Receptacles available for disposing unused meds

Premier has collected 200-plus pounds so far

DAYTON — Visitors and employees at five Premier Health sites since April have disposed of more than 200 pounds of unused medications in secure receptacles as part of an effort to combat the region’s opioid overdose epidemic.

The health system received a grant from the PNC Foundation to fund the receptacles, which are intended to assist the community in safely disposing of unused medications at any time. Each receptacle typically can hold up to 40 pounds of unused medications.

Premier Health received the grant through its foundations.

More than 70 percent of people using opioids for nonmedical reasons get them from family and friends, according to the American Medical Association. The diversion of these medications for inappropriate purposes underscores the importance of their safe handling and disposal.

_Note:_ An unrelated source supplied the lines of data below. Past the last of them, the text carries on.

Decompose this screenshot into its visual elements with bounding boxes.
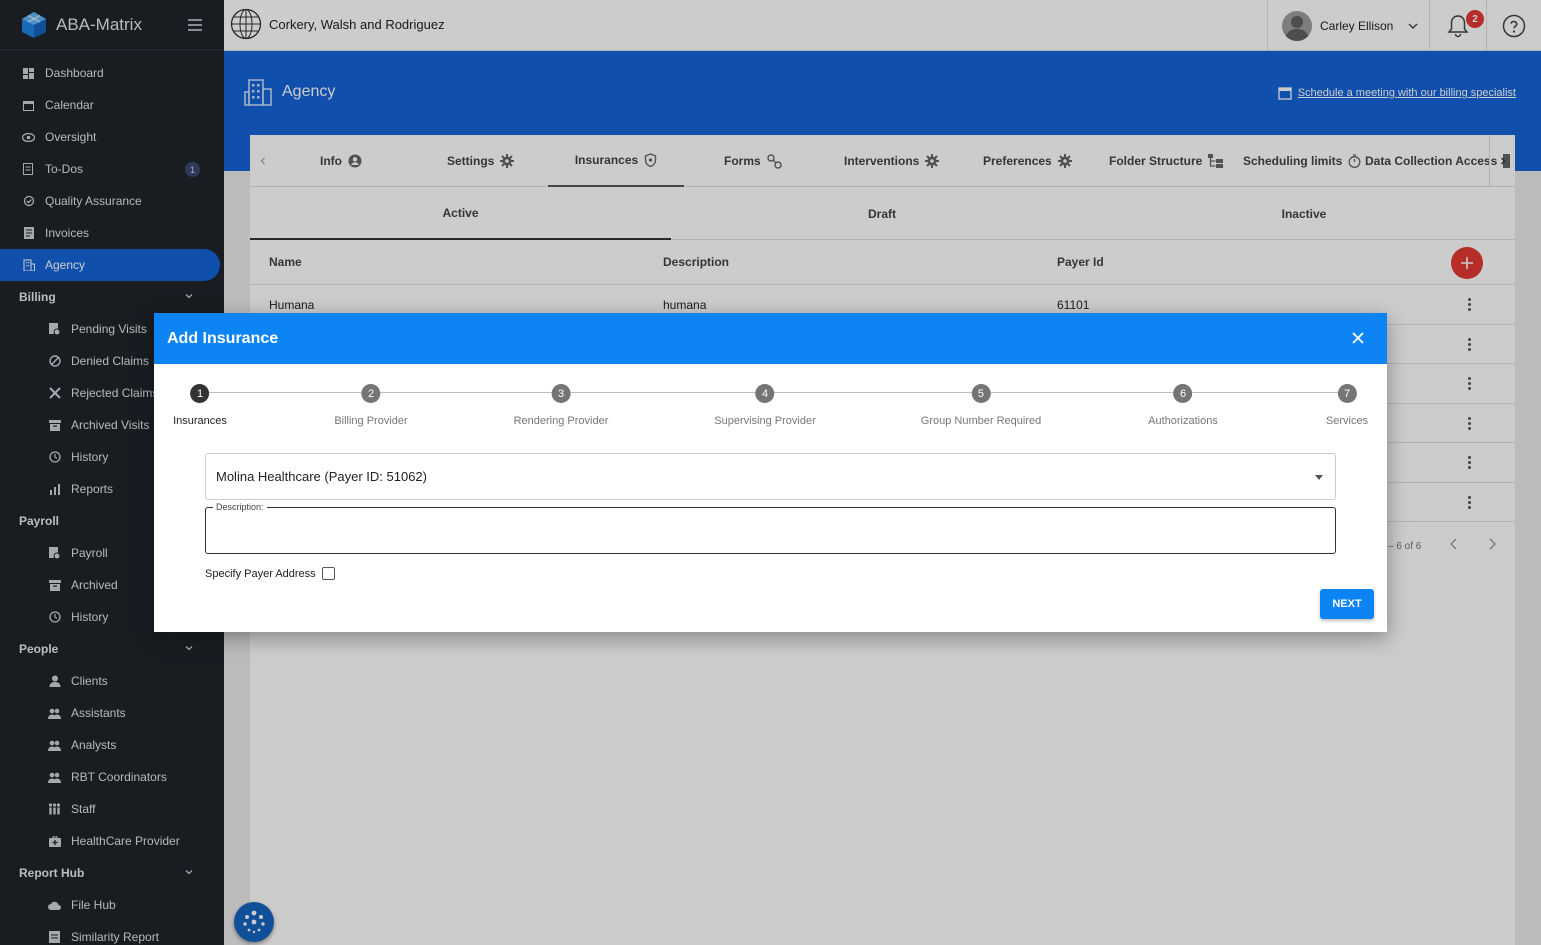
- step-number: 1: [190, 384, 210, 403]
- dialog-title: Add Insurance: [167, 329, 279, 347]
- dropdown-caret-icon: [1315, 475, 1323, 480]
- insurance-select-value: Molina Healthcare (Payer ID: 51062): [216, 469, 427, 484]
- step-label: Rendering Provider: [513, 415, 609, 427]
- close-icon[interactable]: [1351, 331, 1365, 345]
- step-authorizations[interactable]: 6 Authorizations: [1148, 384, 1218, 427]
- step-number: 7: [1337, 384, 1357, 403]
- step-number: 3: [551, 384, 571, 403]
- add-insurance-dialog: Add Insurance 1 Insurances 2 Billing Provi…: [154, 313, 1387, 632]
- step-number: 5: [971, 384, 991, 403]
- insurance-select[interactable]: Molina Healthcare (Payer ID: 51062): [205, 453, 1336, 500]
- step-label: Group Number Required: [920, 415, 1042, 427]
- step-number: 6: [1173, 384, 1193, 403]
- step-services[interactable]: 7 Services: [1326, 384, 1368, 427]
- next-button-label: NEXT: [1332, 598, 1362, 610]
- step-label: Insurances: [173, 415, 227, 427]
- step-number: 4: [755, 384, 775, 403]
- step-label: Services: [1325, 415, 1369, 427]
- step-label: Supervising Provider: [714, 415, 816, 427]
- specify-payer-address-control: Specify Payer Address: [205, 567, 335, 580]
- description-label: Description:: [213, 502, 267, 512]
- step-group-number-required[interactable]: 5 Group Number Required: [921, 384, 1041, 427]
- step-billing-provider[interactable]: 2 Billing Provider: [334, 384, 408, 427]
- step-rendering-provider[interactable]: 3 Rendering Provider: [513, 384, 609, 427]
- step-label: Billing Provider: [334, 415, 408, 427]
- step-label: Authorizations: [1148, 415, 1218, 427]
- stepper: 1 Insurances 2 Billing Provider 3 Rendering…: [154, 364, 1387, 449]
- description-field[interactable]: Description:: [205, 502, 1336, 554]
- specify-payer-address-label: Specify Payer Address: [205, 567, 316, 580]
- step-insurances[interactable]: 1 Insurances: [173, 384, 227, 427]
- dialog-header: Add Insurance: [154, 313, 1387, 364]
- step-number: 2: [361, 384, 381, 403]
- step-supervising-provider[interactable]: 4 Supervising Provider: [714, 384, 816, 427]
- next-button[interactable]: NEXT: [1320, 589, 1374, 619]
- specify-payer-address-checkbox[interactable]: [321, 567, 335, 580]
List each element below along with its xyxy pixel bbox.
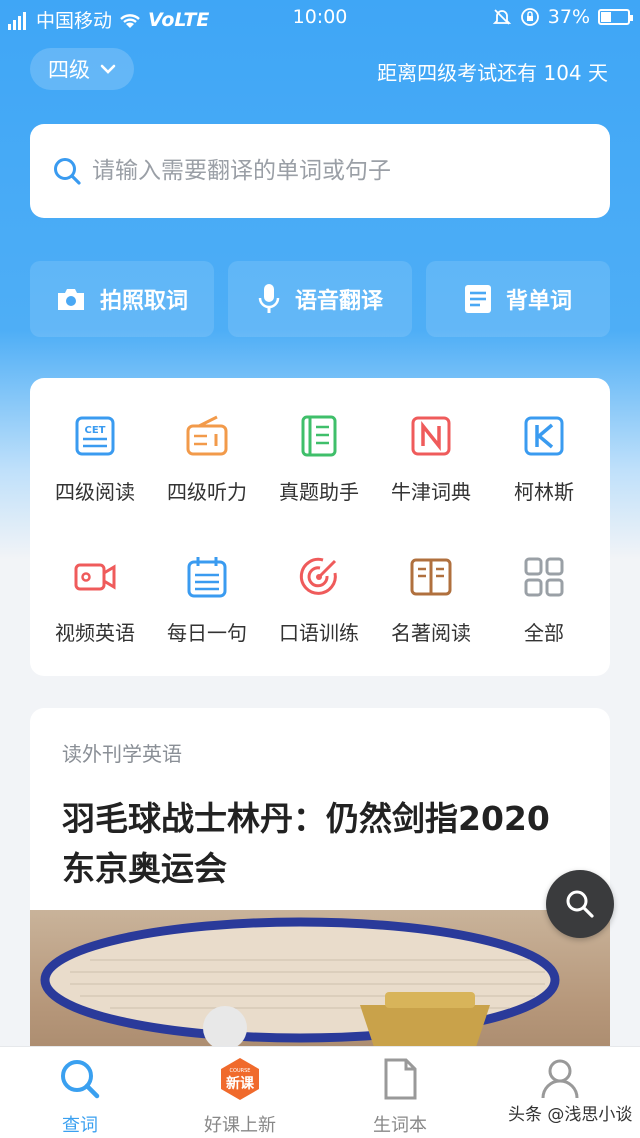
profile-icon [541,1059,579,1099]
target-icon [299,557,337,595]
video-icon [74,563,116,591]
voice-translate-label: 语音翻译 [294,289,383,314]
svg-text:CET: CET [85,425,106,436]
level-label: 四级 [48,58,90,82]
article-image[interactable] [30,910,610,1068]
level-selector[interactable]: 四级 [30,48,134,90]
tool-label: 柯林斯 [514,480,574,504]
photo-lookup-label: 拍照取词 [99,289,188,314]
photo-lookup-button[interactable]: 拍照取词 [30,261,214,337]
grid-icon [524,557,564,597]
voice-translate-button[interactable]: 语音翻译 [228,261,412,337]
tab-label: 好课上新 [204,1115,276,1136]
tool-daily-sentence[interactable]: 每日一句 [149,555,265,646]
quick-actions: 拍照取词 语音翻译 背单词 [30,261,610,337]
chevron-down-icon [100,64,116,74]
watermark: 头条 @浅思小谈 [508,1105,633,1125]
tool-label: 真题助手 [279,480,359,504]
tool-label: 视频英语 [55,621,135,645]
tool-speaking-practice[interactable]: 口语训练 [261,555,377,646]
tool-collins[interactable]: 柯林斯 [486,414,602,505]
search-icon [61,1060,100,1099]
tool-video-english[interactable]: 视频英语 [37,555,153,646]
badminton-racket-image [40,917,560,1050]
tool-exam-helper[interactable]: 真题助手 [261,414,377,505]
tool-label: 口语训练 [279,621,359,645]
cet-icon: CET [75,416,115,456]
article-card[interactable]: 读外刊学英语 羽毛球战士林丹：仍然剑指2020东京奥运会 [30,708,610,1068]
tools-grid: CET 四级阅读 四级听力 真题助手 牛津词典 柯林斯 视频英语 每日一句 口语… [30,378,610,676]
tool-label: 全部 [524,621,564,645]
tool-all[interactable]: 全部 [486,555,602,646]
radio-icon [186,415,228,456]
tab-label: 查词 [62,1115,98,1136]
book-icon [301,415,337,457]
article-category: 读外刊学英语 [62,742,182,766]
search-icon [566,890,594,918]
tool-label: 名著阅读 [391,621,471,645]
floating-search-button[interactable] [546,870,614,938]
memorize-words-label: 背单词 [505,289,572,314]
tool-classics-reading[interactable]: 名著阅读 [373,555,489,646]
collins-k-icon [524,416,564,456]
tool-oxford-dictionary[interactable]: 牛津词典 [373,414,489,505]
course-badge-small: COURSE [230,1068,251,1074]
tab-vocab-book[interactable]: 生词本 [320,1047,480,1138]
tool-label: 牛津词典 [391,480,471,504]
new-course-icon: COURSE 新课 [221,1058,259,1100]
calendar-icon [187,557,227,598]
camera-icon [57,289,84,310]
microphone-icon [258,284,280,313]
memorize-words-button[interactable]: 背单词 [426,261,610,337]
tool-label: 四级阅读 [55,480,135,504]
battery-icon [598,9,633,25]
tab-label: 生词本 [373,1115,427,1136]
tool-cet4-reading[interactable]: CET 四级阅读 [37,414,153,505]
exam-countdown: 距离四级考试还有 104 天 [377,61,608,85]
battery-percent: 37% [547,6,590,28]
mute-icon [492,9,511,25]
article-title[interactable]: 羽毛球战士林丹：仍然剑指2020东京奥运会 [62,794,582,894]
oxford-n-icon [411,416,451,456]
course-badge-text: 新课 [226,1075,255,1092]
rotation-lock-icon [520,8,539,26]
search-input[interactable] [92,158,562,184]
tab-lookup[interactable]: 查词 [0,1047,160,1138]
open-book-icon [410,558,452,596]
tool-label: 四级听力 [167,480,247,504]
document-icon [464,285,491,313]
notebook-icon [384,1058,417,1100]
search-box[interactable] [30,124,610,218]
search-icon [54,158,81,185]
tool-label: 每日一句 [167,621,247,645]
tab-new-courses[interactable]: COURSE 新课 好课上新 [160,1047,320,1138]
status-bar: 中国移动 VoLTE 10:00 37% [0,0,640,34]
tool-cet4-listening[interactable]: 四级听力 [149,414,265,505]
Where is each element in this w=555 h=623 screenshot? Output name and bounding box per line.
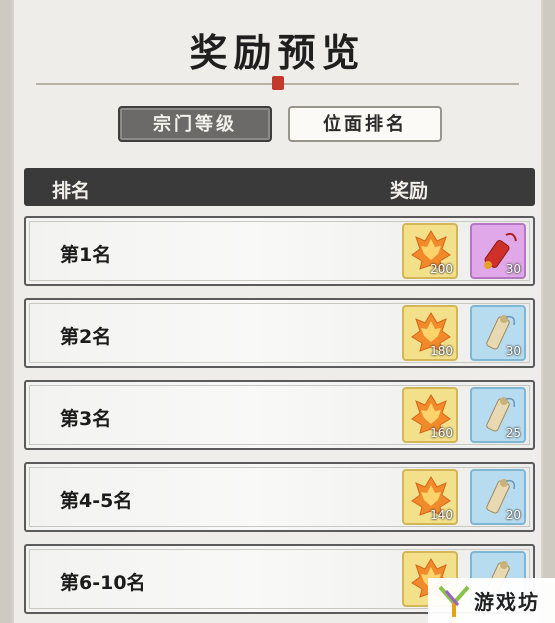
reward-qty: 140 [430,508,453,522]
table-row: 第2名 180 30 [24,298,535,368]
watermark-text: 游戏坊 [474,590,540,614]
table-row: 第1名 200 30 [24,216,535,286]
header-reward: 奖励 [390,180,429,202]
page-title: 奖励预览 [189,30,366,75]
reward-item[interactable]: 30 [470,223,526,279]
rank-label: 第4-5名 [60,490,133,512]
reward-qty: 30 [505,262,521,276]
watermark: 游戏坊 [428,578,555,623]
table-row: 第3名 160 25 [24,380,535,450]
reward-qty: 160 [430,426,453,440]
tab-plane-ranking[interactable]: 位面排名 [288,106,442,142]
tab-sect-level[interactable]: 宗门等级 [118,106,272,142]
rank-label: 第1名 [60,244,112,266]
table-header: 排名 奖励 [24,168,535,206]
reward-item[interactable]: 20 [470,469,526,525]
reward-qty: 180 [430,344,453,358]
reward-qty: 200 [430,262,453,276]
y-logo-icon [438,585,470,617]
reward-item[interactable]: 140 [402,469,458,525]
header-rank: 排名 [52,180,91,202]
reward-qty: 25 [505,426,521,440]
seal-icon [272,76,284,90]
reward-qty: 30 [505,344,521,358]
reward-item[interactable]: 30 [470,305,526,361]
reward-item[interactable]: 180 [402,305,458,361]
rank-label: 第6-10名 [60,572,146,594]
table-row: 第4-5名 140 20 [24,462,535,532]
reward-item[interactable]: 160 [402,387,458,443]
reward-qty: 20 [505,508,521,522]
reward-item[interactable]: 200 [402,223,458,279]
reward-item[interactable]: 25 [470,387,526,443]
rank-label: 第2名 [60,326,112,348]
reward-preview-panel: 奖励预览 宗门等级 位面排名 排名 奖励 第1名 200 30 第2名 180 … [12,0,543,623]
rank-label: 第3名 [60,408,112,430]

The receptacles are open to the public, in addition to Premier Health employees, around-the-clock at the following locations:

• Atrium Medical Center: front lobby beside gift shop

• Good Samaritan North Health Center: lobby beside retail pharmacy

• Miami Valley Hospital: beside the Apple Street elevators (first floor)

• Miami Valley Hospital South: bed tower lobby outside maternity center entrance

• Upper Valley Medical Center: at the foot of the main staircase in the hospital lobby

Those disposing of their unused medications are encouraged to place them in plastic baggies instead of bottles. It is not appropriate to use the receptacles to dispose of needles, syringes, aerosolized cans, inhalers, thermometers, lotions or liquids.

“We’ve been impressed by the rate at which these receptacles are filling up,” said Mary Boosalis, president and CEO of Premier Health. “We thank the PNC Foundation for funding this convenient option for our neighbors and employees to safely dispose of unused medications.”

Unused medications will be incinerated and will not be taken to a landfill.